Thank you, Frank, for showing me how to fight.
My father in law was known more commonly as “Kaqui,” a nickname imposed on him for no good reason by my oldest daughter. Like most bad nicknames, it stuck.
In 1994, Eloy was diagnosed with prostate cancer. It was the beginning of a 21-year cancer marathon. Long before I took on three semi trucks and then a liquefied pancreas, Eloy was the original Man Who Could Not Die. He fought against cancer like a lion tamer, holding little more than a chair and a whip in the face of a monster. His will to live, and to stay by the side of his granddaughters, was beyond impressive. He would try any treatment and endure any indignity if it meant a chance to stay a bit longer.

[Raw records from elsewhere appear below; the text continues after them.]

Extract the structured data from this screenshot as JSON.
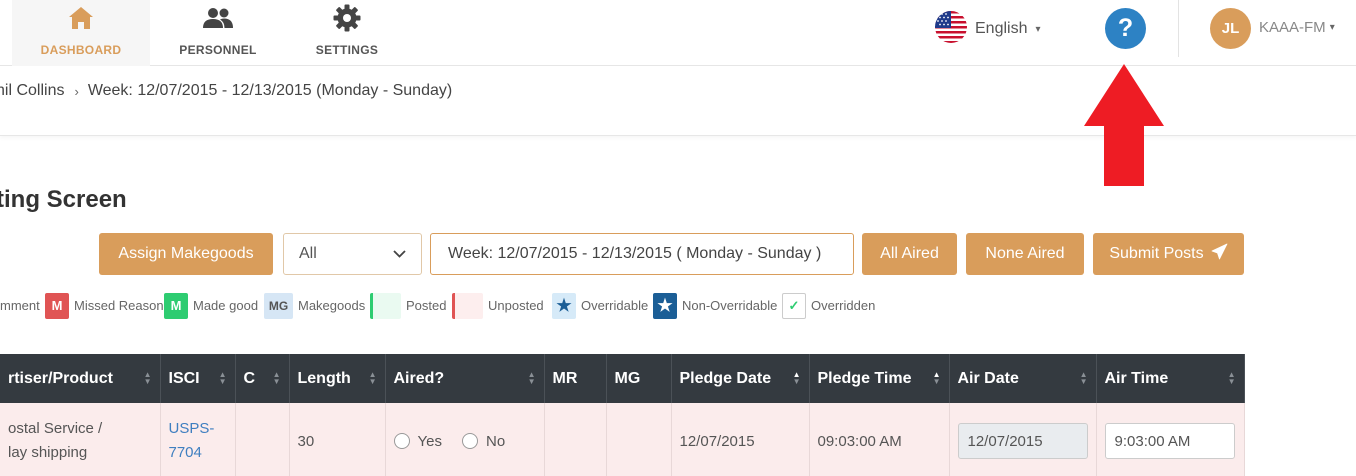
{
  "nav": {
    "items": [
      {
        "label": "DASHBOARD",
        "icon": "home-icon",
        "active": true
      },
      {
        "label": "PERSONNEL",
        "icon": "users-icon",
        "active": false
      },
      {
        "label": "SETTINGS",
        "icon": "gear-icon",
        "active": false
      }
    ],
    "language": "English",
    "help_symbol": "?",
    "user_initials": "JL",
    "station": "KAAA-FM"
  },
  "breadcrumb": {
    "items": [
      "hil Collins",
      "Week: 12/07/2015 - 12/13/2015 (Monday - Sunday)"
    ],
    "separator": "›"
  },
  "page": {
    "title": "ting Screen"
  },
  "controls": {
    "assign_makegoods": "Assign Makegoods",
    "filter_value": "All",
    "week_range": "Week: 12/07/2015 - 12/13/2015 ( Monday - Sunday )",
    "all_aired": "All Aired",
    "none_aired": "None Aired",
    "submit_posts": "Submit Posts"
  },
  "legend": [
    {
      "symbol": "",
      "label": "mment"
    },
    {
      "symbol": "M",
      "label": "Missed Reason",
      "color": "#e05454"
    },
    {
      "symbol": "M",
      "label": "Made good",
      "color": "#2ecc71"
    },
    {
      "symbol": "MG",
      "label": "Makegoods",
      "color": "#d6e6f5"
    },
    {
      "symbol": "",
      "label": "Posted",
      "color": "#eafaf1"
    },
    {
      "symbol": "",
      "label": "Unposted",
      "color": "#fdeeee"
    },
    {
      "symbol": "★",
      "label": "Overridable",
      "color": "#d6eaf8"
    },
    {
      "symbol": "★",
      "label": "Non-Overridable",
      "color": "#1b5e96"
    },
    {
      "symbol": "✓",
      "label": "Overridden",
      "color": "#ffffff"
    }
  ],
  "table": {
    "headers": [
      "rtiser/Product",
      "ISCI",
      "C",
      "Length",
      "Aired?",
      "MR",
      "MG",
      "Pledge Date",
      "Pledge Time",
      "Air Date",
      "Air Time"
    ],
    "rows": [
      {
        "advertiser_line1": "ostal Service /",
        "advertiser_line2": "lay shipping",
        "isci_line1": "USPS-",
        "isci_line2": "7704",
        "c": "",
        "length": "30",
        "aired_yes": "Yes",
        "aired_no": "No",
        "mr": "",
        "mg": "",
        "pledge_date": "12/07/2015",
        "pledge_time": "09:03:00 AM",
        "air_date": "12/07/2015",
        "air_time": "9:03:00 AM"
      }
    ]
  },
  "colors": {
    "accent": "#d99d5b",
    "help_blue": "#2d82c4",
    "header_dark": "#343a40",
    "row_unposted": "#fbecec",
    "annotation_red": "#ee1c24"
  }
}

Until he couldn’t. As is the way with cancer, it persists patiently until it wins. After two decades, it spread to his bones and then his lungs. In his final days, tumors were attacking virtually every bone in his body.
Coincidentally, his last fight was being conducted over the summer of this year, when my condition still seemed to be spinning out of control. Although he lived next door to us, walking to our house was a painful fifteen minute endurance contest for Kaqui, but he made it at least twice a day. To check on me. It was so humbling. He would stagger through the back door, ask how I was, give me a hug, and then collapse in my recliner for a two-hour nap.
I spent a lot of time looking at Kaqui this summer and thinking about his life. He had been a hard man in his youth, and not a great father to his daughter. But the diagnosis of cancer changed him fundamentally. Where others might have become bitter and hopeless, he softened and became a source of joy and hope for other people. He embraced the gospel and demonstrated a remarkable capacity for faith and service. He often laughed at his own infirmities, and he patiently accepted help when he had to.
Eloy taught me that you have a choice in the face of adversity. You can become calloused or compassionate. You can harden your heart or soften your soul. You can hate or love.
Eloy did it right. He found new meaning in life once it was threatened, and his hardships became the source of a quiet strength. He enriched lives even as his slipped away. Eloy finally succumbed to cancer this summer. I was there to hold his hand as he drew his last breath. In dying, he taught me how to live and how to endure. I don’t know that I ever can soften to the extent he did. I don’t know that I have the same capacity for compassion and hopefulness. But I know that I would certainly like to.
Thank you, Kaqui, for teaching me everything.